1. Field of the Invention
Embodiments relate to a memory chip. More particularly, embodiments relate to a method for shifting the phase of a clock signal and a memory chip using the same.
2. Description of the Related Art
Semiconductor memory devices transmit and receive data in response to a clock signal. That is, semiconductor memory devices sample data in synchronization with a rising edge or a falling edge of a clock signal.
To transmit and receive the data between the transmitter and the receiver, the clock signal must be correctly synchronized with the data. When pulses of the clock signal are not exactly synchronized with edges of the waveform of data bits transmitted and received, the probability that an error is generated in the data bits increases. Accordingly, it is preferable that the pulses of the clock signal are synchronized with middle points of periods in which the data bits are sampled without error. Therefore, semiconductor memory devices perform an operation of detecting middle points of periods in which data bits are sampled without error as an initial operation.

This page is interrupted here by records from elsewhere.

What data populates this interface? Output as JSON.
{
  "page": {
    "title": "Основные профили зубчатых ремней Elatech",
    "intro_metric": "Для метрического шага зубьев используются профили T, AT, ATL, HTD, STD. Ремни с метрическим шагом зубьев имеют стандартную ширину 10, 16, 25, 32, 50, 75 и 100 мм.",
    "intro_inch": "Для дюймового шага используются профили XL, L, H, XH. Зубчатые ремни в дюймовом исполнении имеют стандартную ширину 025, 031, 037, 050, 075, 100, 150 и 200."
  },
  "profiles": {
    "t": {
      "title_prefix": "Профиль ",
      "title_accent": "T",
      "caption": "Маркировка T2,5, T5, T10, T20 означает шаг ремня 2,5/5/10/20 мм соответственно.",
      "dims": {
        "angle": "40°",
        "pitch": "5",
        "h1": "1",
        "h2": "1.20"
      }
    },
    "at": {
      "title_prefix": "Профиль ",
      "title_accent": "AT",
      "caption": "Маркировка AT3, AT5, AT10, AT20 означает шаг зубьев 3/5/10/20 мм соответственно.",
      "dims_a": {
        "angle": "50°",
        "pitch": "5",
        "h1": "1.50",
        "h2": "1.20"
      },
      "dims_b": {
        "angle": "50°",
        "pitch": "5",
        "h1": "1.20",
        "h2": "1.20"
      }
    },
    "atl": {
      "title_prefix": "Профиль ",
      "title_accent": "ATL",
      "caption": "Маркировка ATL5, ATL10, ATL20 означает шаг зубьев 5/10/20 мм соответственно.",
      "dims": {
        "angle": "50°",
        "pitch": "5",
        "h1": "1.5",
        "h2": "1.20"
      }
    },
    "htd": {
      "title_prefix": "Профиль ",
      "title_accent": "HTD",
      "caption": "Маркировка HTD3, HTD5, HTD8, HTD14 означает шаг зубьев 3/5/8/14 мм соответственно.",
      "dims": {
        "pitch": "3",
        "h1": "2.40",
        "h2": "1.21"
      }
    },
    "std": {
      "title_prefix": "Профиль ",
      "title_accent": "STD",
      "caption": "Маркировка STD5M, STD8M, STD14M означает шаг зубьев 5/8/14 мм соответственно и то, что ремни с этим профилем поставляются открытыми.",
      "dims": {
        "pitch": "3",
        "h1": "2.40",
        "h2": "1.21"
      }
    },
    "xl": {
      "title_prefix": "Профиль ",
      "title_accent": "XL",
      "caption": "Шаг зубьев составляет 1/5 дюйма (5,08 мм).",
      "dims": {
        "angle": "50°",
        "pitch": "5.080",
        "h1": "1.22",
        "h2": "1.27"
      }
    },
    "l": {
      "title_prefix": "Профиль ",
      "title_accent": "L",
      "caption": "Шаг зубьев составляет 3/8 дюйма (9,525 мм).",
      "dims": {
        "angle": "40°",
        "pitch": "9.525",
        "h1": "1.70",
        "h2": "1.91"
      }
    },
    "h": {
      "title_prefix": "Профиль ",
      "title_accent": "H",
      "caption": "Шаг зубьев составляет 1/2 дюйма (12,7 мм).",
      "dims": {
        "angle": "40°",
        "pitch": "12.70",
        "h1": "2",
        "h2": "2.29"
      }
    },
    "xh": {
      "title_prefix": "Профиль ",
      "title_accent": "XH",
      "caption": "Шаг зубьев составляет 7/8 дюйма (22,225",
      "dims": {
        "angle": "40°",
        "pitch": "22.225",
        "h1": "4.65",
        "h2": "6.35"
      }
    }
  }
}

FIG. 1 illustrates data DATA and a clock signal CLK in a conventional clock phase shifting method. Referring to FIG. 1, the conventional method determines whether the data DATA sampled in synchronization with the clock signal CLK has an error while shifting the phase of the clock signal CLK. For the particular example in FIG. 1, data DATA is one bit data, the clock signal CLK has a cycle of 360°, and the phase of the clock signal CLK is shifted by 10°.
An edge of a pulse of the clock signal CLK is synchronized with an edge of the waveform of the data bit DATA. When the clock signal CLK has a phase of 0°, the data bit DATA sampled in synchronization with the clock signal CLK having a phase of 0° has an error (F) if the clock signal CLK is synchronized with the left edge of the waveform of the data bit DATA. Then, the phase of the clock signal CLK is shifted by 10° and the data bit DATA is sampled in synchronization with the clock signal CLK having a phase of 10°. In this case, the sampled data bit DATA also has an error (F). In this manner, the data bit DATA is sampled while the phase of the clock signal CLK is shifted by 10° to determine whether the data bit DATA has an error. In FIG. 1, the data bit DATA has an error (F) when sampled in synchronization with the clock signal CLK having phases of 0°, 10°, 20° and 30° and does not have an error (P) when sampled in synchronization with the clock signal CLK having phases of 40°, 50°, . . . , 340°. Furthermore, the data bit DATA has an error (F) when sampled in synchronization with the clock signal CLK having phases of 350° and 360°.
As described above, the conventional method determines whether each data bit has an error for every phase of a clock signal while the phase of the clock signal is shifted. However, the conventional method requires an excessively long period of time to determine whether data has an error.